Сказанное относится, главным образом, к положению в прозе, как в рамках, так и вне рамок Союза писателей. Вполне возможно, что картина, набросанная мной, не полна или неверна в деталях, но общий вид примерно таков. Я не был членом Союза писателей и не испытывал сколько-нибудь сильного желания им стать. Не из обскурантизма и не из-за высоких принципов, но потому что меня вполне устраивали те условия работы, в которых я находился, потому что сама работа отнимала довольно много времени и душевной энергии, и жалко было тратить остававшееся на хитросплетения внутреннеполитической жизни литературного мира. Я был членом профсоюза литераторов при Министерстве культуры, и профсоюзный билет более или менее ограждал меня от неприятностей, возможных для человека, не имеющего штампа с места работы в паспорте. Источником моего существования служили переводы, и в этой области я не испытывал никакого остракизма: работы всегда было слишком много — так много, что порой она мешала заниматься собственными делами, то есть сочинительством. Я зарабатывал около ста рублей в месяц, и этого для меня было достаточно.

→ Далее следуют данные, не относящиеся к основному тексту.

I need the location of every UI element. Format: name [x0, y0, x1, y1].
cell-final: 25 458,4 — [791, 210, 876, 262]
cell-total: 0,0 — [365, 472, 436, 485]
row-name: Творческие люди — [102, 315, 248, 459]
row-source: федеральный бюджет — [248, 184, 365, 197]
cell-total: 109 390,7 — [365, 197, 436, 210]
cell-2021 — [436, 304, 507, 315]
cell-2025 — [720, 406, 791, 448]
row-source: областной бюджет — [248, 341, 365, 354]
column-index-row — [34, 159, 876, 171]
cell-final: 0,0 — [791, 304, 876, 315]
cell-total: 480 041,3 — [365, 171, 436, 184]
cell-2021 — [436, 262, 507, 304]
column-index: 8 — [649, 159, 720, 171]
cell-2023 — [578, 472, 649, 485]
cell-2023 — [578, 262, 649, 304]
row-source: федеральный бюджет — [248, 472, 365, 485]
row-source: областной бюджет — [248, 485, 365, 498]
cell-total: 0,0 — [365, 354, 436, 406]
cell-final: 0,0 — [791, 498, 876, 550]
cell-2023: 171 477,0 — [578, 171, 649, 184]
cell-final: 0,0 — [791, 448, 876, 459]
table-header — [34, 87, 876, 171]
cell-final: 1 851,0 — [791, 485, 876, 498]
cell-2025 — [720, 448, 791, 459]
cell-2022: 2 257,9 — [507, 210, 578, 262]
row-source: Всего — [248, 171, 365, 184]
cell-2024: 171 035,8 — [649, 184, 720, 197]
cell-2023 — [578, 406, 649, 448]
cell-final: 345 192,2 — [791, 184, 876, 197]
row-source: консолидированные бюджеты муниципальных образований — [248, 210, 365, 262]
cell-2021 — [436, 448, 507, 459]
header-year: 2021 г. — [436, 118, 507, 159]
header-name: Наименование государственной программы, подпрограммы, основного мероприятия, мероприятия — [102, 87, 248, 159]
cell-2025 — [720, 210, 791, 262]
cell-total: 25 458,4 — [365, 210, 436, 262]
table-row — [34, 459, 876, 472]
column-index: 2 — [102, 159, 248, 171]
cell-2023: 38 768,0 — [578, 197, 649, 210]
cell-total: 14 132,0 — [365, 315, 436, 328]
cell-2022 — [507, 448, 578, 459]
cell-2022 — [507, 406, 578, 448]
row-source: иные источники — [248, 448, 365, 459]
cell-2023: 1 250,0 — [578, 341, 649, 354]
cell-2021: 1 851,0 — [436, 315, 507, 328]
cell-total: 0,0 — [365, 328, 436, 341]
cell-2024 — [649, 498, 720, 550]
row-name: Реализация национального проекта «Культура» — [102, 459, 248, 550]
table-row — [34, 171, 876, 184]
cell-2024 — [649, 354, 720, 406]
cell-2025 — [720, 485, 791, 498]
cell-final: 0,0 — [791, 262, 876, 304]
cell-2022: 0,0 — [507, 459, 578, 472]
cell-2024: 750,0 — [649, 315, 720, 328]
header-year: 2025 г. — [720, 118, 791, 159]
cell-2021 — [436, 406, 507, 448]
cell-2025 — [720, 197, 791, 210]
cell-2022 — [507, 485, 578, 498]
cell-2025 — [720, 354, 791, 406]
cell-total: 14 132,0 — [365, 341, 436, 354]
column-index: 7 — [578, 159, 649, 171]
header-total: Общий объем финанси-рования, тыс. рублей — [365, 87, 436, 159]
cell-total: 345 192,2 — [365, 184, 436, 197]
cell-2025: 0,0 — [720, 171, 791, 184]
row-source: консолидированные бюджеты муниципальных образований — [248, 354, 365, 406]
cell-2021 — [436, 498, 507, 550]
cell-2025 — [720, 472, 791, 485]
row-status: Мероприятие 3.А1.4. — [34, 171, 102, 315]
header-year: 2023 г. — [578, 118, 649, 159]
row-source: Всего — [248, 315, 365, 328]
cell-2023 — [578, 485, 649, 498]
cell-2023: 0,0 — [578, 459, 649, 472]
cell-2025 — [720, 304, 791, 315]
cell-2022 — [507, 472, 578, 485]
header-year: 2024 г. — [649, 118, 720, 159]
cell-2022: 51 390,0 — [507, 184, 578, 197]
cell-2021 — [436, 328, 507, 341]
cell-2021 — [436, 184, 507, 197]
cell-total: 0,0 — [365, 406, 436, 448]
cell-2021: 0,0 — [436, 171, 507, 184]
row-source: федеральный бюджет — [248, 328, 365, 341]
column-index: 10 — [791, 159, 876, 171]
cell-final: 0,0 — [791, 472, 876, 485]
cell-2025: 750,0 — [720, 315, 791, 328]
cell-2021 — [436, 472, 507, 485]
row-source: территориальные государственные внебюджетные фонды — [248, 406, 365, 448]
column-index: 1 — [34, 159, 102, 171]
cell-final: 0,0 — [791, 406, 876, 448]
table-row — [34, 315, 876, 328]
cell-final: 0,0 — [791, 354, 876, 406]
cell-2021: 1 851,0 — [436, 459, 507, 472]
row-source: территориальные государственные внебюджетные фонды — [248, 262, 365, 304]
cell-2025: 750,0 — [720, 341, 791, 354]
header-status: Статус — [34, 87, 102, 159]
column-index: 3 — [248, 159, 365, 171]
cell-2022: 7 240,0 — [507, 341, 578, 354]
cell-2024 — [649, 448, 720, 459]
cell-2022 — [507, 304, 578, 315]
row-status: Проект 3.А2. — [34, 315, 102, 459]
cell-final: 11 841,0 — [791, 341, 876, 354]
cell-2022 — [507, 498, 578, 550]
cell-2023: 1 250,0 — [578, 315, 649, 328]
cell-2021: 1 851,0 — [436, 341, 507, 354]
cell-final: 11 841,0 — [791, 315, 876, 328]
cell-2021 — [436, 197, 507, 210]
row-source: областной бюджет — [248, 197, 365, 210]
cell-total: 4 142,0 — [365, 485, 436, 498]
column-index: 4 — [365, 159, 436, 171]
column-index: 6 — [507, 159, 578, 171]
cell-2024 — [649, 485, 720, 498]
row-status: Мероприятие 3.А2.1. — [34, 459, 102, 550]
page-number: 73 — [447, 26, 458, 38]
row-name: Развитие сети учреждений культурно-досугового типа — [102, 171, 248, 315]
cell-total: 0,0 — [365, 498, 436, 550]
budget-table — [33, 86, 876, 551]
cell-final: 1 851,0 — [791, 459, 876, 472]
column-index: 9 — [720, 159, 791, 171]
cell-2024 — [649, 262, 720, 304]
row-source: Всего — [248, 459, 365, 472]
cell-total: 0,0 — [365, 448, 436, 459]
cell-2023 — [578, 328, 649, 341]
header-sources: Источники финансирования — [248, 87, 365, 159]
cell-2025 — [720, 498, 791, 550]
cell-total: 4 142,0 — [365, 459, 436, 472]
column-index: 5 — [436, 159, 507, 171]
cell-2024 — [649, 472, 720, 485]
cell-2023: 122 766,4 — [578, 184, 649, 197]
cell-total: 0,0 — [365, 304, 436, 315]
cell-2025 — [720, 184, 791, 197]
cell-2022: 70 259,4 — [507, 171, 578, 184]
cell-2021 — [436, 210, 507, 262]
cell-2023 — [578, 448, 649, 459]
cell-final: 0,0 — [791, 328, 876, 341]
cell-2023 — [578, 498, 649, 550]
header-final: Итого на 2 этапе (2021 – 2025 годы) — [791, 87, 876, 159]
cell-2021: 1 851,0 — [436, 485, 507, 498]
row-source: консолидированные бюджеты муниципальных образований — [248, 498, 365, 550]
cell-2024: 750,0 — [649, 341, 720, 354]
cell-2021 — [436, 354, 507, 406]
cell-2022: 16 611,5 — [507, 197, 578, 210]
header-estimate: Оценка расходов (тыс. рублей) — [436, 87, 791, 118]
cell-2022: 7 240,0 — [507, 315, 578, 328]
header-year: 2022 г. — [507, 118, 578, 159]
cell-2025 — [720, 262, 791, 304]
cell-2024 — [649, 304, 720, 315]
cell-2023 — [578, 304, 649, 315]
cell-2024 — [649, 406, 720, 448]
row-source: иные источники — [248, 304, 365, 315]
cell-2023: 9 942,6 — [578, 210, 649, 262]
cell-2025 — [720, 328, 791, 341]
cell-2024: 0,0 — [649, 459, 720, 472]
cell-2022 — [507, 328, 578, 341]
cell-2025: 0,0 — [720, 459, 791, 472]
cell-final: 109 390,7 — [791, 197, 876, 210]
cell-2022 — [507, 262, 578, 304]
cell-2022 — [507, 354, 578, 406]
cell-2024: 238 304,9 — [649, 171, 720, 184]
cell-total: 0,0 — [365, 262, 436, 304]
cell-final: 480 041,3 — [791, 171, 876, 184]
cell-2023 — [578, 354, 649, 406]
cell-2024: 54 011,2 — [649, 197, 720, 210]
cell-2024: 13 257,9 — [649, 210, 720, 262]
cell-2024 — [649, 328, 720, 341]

Меня мало беспокоило, что стихи мои не печатаются. Прежде всего потому, что поэзия — это скорее подход к вещам, к жизни, а не типографская продукция. Разумеется, мне бывало приятно, когда мои стихи печатались, но мне гораздо интереснее было просто писать их и думать то, что я думал. Я не очень люблю параллели между видами искусства, но хочу сказать, что художнику приятней работать над картиной, чем слышать то, что ему о ней, вывешенной, говорят. Пусть даже и знатоки. Работа сама по себе куда интереснее, чем судьба продукта, в этом я расхожусь с Марксом. Как, в конце концов, можно представить себе торжество художника, особенно поэта? В чем оно должно выражаться? Цветы, прожекторы, поцелуй кинозвезды? Я думаю, что торжеством Фроста было не присутствие на инаугурационной церемонии Джона Кеннеди, но день, когда он поставил точку в стихотворении «West-Running Вгоок»[31].